Eastside Catholic Crusaders senior Bryson Beltran has throughly dominated during the first 10 games of the 2018 season on the baseball diamond.
Beltran, who bats in the cleanup spot (fourth in the order), has the highest batting average on the team at this juncture. Crusaders’ head baseball coach Kyle Larsen said Beltran was batting over .600 through the first nine games.
“Bryson is probably at right around .580 right now. He went 0-for-3 on Monday (April 9 loss to Seattle Prep) and to still be hitting .580, that shows you how good he has been this year,” Larsen said with a smile. “He has had a really good start to the season and is seeing the ball really well. He is really locked in, is not chasing pitches and is tough to get out right now. He is a big strong kid who has some power. He is a huge part of our offense and is one of our senior captains.”
Beltran, who splits his time between first base and the designated hitter role, committed to the Gonzaga University collegiate baseball program in September of 2017.
“I love Gonzaga, so it’s a dream come true. The coaches were awesome. When I met the guys (Gonzaga players) that were already there, they were awesome too. I love the school, love the campus, love the field and just love everything about it,” Beltran said of Gonzaga.

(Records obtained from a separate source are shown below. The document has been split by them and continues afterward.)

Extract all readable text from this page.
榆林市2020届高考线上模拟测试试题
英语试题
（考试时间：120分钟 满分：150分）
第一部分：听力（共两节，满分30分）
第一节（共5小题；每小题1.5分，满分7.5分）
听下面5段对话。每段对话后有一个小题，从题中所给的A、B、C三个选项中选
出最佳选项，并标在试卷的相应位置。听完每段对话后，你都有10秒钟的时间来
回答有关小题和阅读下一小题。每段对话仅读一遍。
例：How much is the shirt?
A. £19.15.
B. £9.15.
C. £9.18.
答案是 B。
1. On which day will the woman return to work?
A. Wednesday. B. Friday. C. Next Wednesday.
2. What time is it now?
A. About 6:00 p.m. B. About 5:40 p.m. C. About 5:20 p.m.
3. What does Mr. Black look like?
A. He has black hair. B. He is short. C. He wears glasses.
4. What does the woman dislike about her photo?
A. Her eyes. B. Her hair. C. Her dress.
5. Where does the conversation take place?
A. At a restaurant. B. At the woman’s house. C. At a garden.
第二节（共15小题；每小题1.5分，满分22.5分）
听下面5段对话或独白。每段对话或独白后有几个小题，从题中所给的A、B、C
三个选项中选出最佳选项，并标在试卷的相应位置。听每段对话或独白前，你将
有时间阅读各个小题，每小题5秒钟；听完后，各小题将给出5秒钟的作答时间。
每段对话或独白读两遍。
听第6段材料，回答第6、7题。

Before Beltran makes the move 270 miles east to Gonzaga’s campus in Spokane, he wants to help lead the Crusaders deep into the Class 3A state tournament. The Crusaders won Metro titles in 2016 and 2017 but saw their season end in the first round of the Class 3A state tournament the past two years in a row.
“We know if we can get over that hump (first round of state tournament) that we are going to catch fire and we’re going to keep going. That is all we want, man. We just got to trust each other and play well as a team,” Beltran said.
Beltran grew up in a basketball family but quickly gravitated to baseball and never looked back.
“My dad and mom were basketball people. They stuck me in baseball when I was young and I kind of stuck with it more than I did basketball. I have always played baseball since I was a kid,” Beltran said.